NAD Finds Berry Can Support Recyclability, Superiority Claims for its ‘Versalite’ Cups Following Dart Container Challenge

New York, NY – May 7,  2015 – The National Advertising Division has determined that Berry Plastics Corporation can support properly qualified comparative superiority claims for the company’s Versalite polypropylene cups.

NAD is an investigative unit of the advertising industry’s system of self-regulation. It is administered by the Council of Better Business Bureaus.

Berry’s advertising claims were challenged by Dart Container Corporation,  a competing manufacturer of single-use foodservice products.

Dart challenged express claims that included:

  • Versalite cups are “[e]asy to recycle. More than 61% of Americans have access to recycle polypropylene, including many communities accepting #5 plastics curbside.”
  • “The Versalite cup is fully recyclable, which may help to lower your company’s overall carbon footprint.”
  • “A disposable cup that is fully recyclable.”
  • Versalite is “environmentally responsible.”
  • “Versalite is the ENVIRONMENTALLY RESPONSIBLE alternative to today’s to-go cups.”
  • “Berry Plastics has created a technology that blends superior performance with environmental responsibility . . .”

NAD also considered whether the advertising at issue implied that Versalite cups are environmentally superior to other single-use food service cups.

The challenger took issue with Berry’s unqualified claims that Versalite cups are “fully recyclable” and argued that the Federal Trade Commission (FTC) only permits marketers to make unqualified recycling claims on their materials when recycling facilities are available to 60 percent of consumers or communities where the item is sold.  As the advertiser noted, the FTC also holds that a product “should not be marketed as recyclable unless it can be collected, separated, or otherwise recovered from the waste stream through an established recycling program for reuse or use in manufacturing or assembling another item.”

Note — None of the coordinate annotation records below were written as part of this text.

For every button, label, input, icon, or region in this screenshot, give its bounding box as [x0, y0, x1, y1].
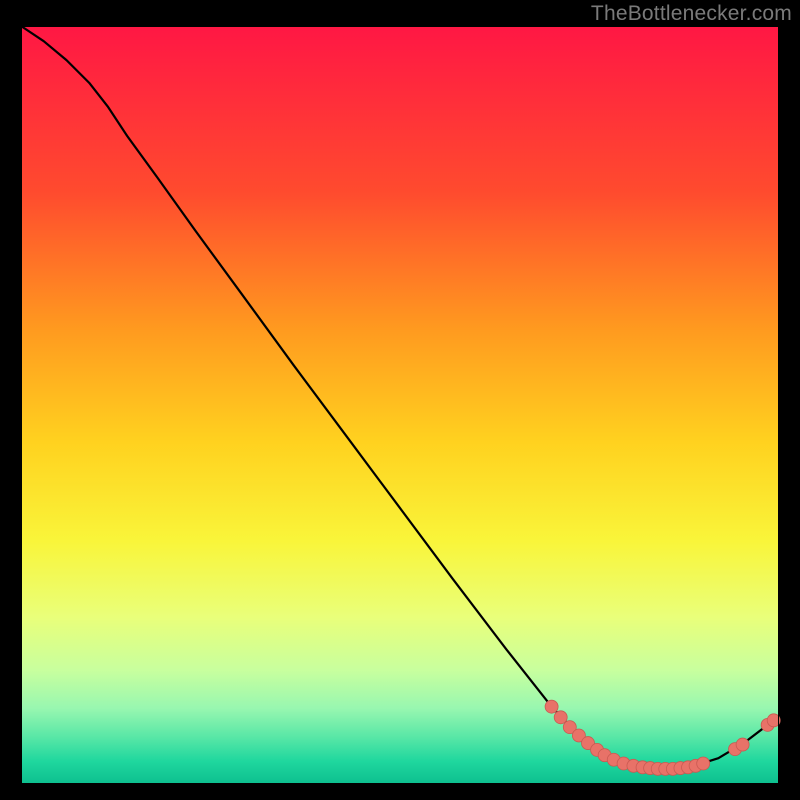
data-marker — [736, 738, 749, 751]
chart-container: TheBottlenecker.com — [0, 0, 800, 800]
data-marker — [545, 700, 558, 713]
plot-background — [21, 26, 779, 784]
data-marker — [554, 711, 567, 724]
chart-svg — [0, 0, 800, 800]
watermark-text: TheBottlenecker.com — [591, 2, 792, 26]
data-marker — [697, 757, 710, 770]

The challenger argued that Berry had not met the recyclability criteria set by the FTC because it has not provided sufficient evidence that facilities that recycle the Versalite material are available to more than 60 percent of consumers,  and that Versalite cups are collected and actually recycled.  Dart contended that Versalite cups are not recyclable polypropylene, but rather expanded polypropylene – a foam form of polypropylene that does not recycle like standard polypropylene.  According to the challenger, because the Versalite material does not qualify as “non-bottle rigid polypropylene,” sorters at a recycling facility would become aware of Versalite’s unsuitable properties during the sorting process and ultimately discard the material to a landfill

The key issue before NAD was whether Berry reasonably established that its Versalite cups would be treated as “non-bottle rigid poly propylene” in the real-world recycling stream where the Versalite items are marketed or sold.  If so, then Berry would meet the threshold requirement for making unqualified recyclability claims under the FTC Green Guides.

As evidence that Versalite meets the definition of a “rigid” polypropylene, the advertiser submitted to NAD physical specimens of #5 poly propylene cups, including Versalite cups, rigidity testing results conducted on Versalite, industry definitions of Rigid Plastics, and Berry’s confidential patent application.

As support for its unqualified recyclable claims, the advertiser relied on a report by Moore Recycling Associates which stated that 61.1 percent of the U.S. population had access to facilities that would recycle Non-Bottle Rigid Polypropylene, and recycling verification testing that showed Versalite would be sorted like standard polypropylene products received in the recycling stream.  The advertiser also relied on evidence that Versalite behaves like standard polypropylene for the purposes of being converted into reusable materials. NAD determined that the advertiser established a reasonable basis for its unqualified recyclable claims.

NAD further determined that the comparative superiority claim that “A disposable cup that is fully recyclable.  Versalite is the ENVIRONMENTALLY RESPONSIBLE alternative to today’s to-go cups,” and the advertiser’s YouTube video which claims that Versalite is “more environmentally responsible because it’s made of #5 polypropylene” followed by a discussion of the product’s recyclability, are properly qualified to indicate the nature of the environmental benefit being asserted.

NAD recommended that the phrase “Berry Plastics has created a technology that blends superior performance with environmental responsibility,” which appears on a web page standing alone, be modified to more clearly indicate, in close proximity to the claim of “environmental responsibility,” those attributes of Versalite that make it an environmentally responsible product.

Berry, in its advertiser’s statement, said the company “has already taken steps to implement NAD’s recommendation as to the single web page identified and to clarify” the “environmental responsibility” reference in the statement.